Cet espace, béant, entre les aspirations à une société débarrassée de la misère et de l’exploitation, et des partis politiques qui n’ont d’autres objectifs que d’assurer leur maintien dans les rouages de l’appareil d’État, doit être comblé. Des forces existent aujourd’hui dans la jeunesse et parmi les militant(e)s qui animent, ou ont animé, les luttes ouvrières et sociales de ces dernières années pour créer une nouvelle représentation politique des travailleurs, de la classe ouvrière française et immigrée. Il manque incontestablement un nouveau parti, actif dans les luttes à la base, démocratique dans son fonctionnement et sa pratique, féministe et écologiste, antiraciste et antifasciste.
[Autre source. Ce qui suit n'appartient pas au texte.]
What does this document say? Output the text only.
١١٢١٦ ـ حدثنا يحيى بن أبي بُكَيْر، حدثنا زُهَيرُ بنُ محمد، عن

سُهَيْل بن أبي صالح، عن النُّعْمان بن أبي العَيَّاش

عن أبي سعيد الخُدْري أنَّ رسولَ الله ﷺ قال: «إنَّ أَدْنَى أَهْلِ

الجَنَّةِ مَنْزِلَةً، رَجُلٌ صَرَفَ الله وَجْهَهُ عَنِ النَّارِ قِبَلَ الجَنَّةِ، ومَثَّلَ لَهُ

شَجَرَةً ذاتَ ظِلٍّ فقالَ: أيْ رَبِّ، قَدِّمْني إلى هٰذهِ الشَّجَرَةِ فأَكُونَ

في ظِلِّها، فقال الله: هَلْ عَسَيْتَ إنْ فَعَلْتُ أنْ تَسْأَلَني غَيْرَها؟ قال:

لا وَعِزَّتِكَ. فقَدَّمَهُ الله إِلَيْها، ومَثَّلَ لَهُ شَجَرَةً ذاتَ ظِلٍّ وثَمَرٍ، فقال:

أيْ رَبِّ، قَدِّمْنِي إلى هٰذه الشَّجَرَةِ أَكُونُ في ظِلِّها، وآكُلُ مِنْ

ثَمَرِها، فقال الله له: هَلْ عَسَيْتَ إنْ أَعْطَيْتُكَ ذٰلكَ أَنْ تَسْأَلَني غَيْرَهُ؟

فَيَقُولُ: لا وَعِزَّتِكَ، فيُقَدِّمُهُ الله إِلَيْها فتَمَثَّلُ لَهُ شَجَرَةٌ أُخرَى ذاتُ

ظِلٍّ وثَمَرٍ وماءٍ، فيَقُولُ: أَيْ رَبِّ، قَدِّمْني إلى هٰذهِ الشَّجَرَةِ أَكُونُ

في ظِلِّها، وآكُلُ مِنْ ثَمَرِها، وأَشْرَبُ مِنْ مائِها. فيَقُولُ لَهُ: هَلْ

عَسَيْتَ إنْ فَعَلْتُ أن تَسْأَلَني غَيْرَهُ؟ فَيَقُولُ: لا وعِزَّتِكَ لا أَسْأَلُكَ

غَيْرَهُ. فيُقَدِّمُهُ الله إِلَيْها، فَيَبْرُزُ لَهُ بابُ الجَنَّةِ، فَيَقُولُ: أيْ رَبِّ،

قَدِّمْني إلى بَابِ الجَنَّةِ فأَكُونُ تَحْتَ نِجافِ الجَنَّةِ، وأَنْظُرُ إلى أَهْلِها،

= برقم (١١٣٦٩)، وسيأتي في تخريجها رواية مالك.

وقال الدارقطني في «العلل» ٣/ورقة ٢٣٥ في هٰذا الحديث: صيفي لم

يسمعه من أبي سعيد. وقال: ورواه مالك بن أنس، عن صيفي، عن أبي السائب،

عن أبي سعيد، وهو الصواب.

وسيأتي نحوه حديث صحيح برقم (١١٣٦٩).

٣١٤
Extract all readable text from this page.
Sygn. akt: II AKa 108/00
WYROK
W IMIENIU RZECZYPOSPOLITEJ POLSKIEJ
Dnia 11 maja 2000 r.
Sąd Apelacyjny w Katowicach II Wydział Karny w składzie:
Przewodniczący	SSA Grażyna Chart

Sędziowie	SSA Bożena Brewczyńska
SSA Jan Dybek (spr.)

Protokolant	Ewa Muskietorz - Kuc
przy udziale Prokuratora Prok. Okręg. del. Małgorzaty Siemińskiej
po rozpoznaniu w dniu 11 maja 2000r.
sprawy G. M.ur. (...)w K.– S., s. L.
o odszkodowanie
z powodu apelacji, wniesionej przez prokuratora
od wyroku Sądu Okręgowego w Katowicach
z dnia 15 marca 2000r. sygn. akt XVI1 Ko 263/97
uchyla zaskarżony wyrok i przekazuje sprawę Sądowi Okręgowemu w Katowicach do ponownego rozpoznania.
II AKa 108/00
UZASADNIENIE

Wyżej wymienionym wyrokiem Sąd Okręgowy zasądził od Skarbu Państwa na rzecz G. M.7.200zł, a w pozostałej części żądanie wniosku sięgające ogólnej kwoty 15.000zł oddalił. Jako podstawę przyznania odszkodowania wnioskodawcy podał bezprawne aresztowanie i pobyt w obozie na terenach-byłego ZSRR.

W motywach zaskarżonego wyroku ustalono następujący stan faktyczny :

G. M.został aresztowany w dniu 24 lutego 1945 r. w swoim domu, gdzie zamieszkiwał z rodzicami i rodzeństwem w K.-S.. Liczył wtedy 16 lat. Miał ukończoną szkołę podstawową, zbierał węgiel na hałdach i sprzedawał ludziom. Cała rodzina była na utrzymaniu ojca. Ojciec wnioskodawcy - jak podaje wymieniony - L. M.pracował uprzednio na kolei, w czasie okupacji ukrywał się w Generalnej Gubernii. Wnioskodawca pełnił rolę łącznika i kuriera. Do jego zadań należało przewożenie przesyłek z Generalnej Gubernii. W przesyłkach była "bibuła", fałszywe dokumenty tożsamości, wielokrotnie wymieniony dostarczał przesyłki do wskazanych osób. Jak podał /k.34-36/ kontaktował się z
Un parti révolutionnaire parce qu’il combat résolument pour une rupture avec ce système capitaliste pourri, mais aussi parce qu’il ne conçoit son activité politique quotidienne qu’en opposition avec les institutions de l’État bourgeois et les formes de bureaucratie qui gangrènent le mouvement ouvrier.

Quant au programme d’un tel parti, il ne peut être simplement antilibéral et minimum. Il doit être anticapitaliste, et poser en conséquence les termes de la rupture avec le capitalisme par un corps de revendications transitoires où les questions de la réquisition des richesses, du contrôle ouvrier sont intimement liées avec celle des moyens de l’affrontement avec la classe dominante dans les luttes de tous les jours comme dans « la lutte finale ». Renvoyant la défense d’une alternative révolutionnaire nécessaire à des jours meilleurs, la majorité de la LCR semble même avoir abandonné la perspective de la construction d’un parti indépendant du PS et du PCF qui vertébrait jusqu’à maintenant son orientation.

Opposition à l’union de la gauche qui sera contre les travailleurs, perspective de la grève générale, publication d’un programme d’action qui développe le contenu programmatique et les moyens de la lutte contre la classe dominante, et enfin comment regrouper les militant(e)s et travailleurs(ses) combatifs(ves) pour la construction d’un parti révolutionnaire, voilà ce qui, selon nous, devrai être au cœur de la discussion dans la LCR à ce congrès et dans le mouvement ouvrier « radical ».

Nous en sommes loin, car le débat sur l’orientation de la Ligue en direction des partis qui s’apprêtent à retourner au gouvernement nous détourne largement des enjeux majeurs de la période.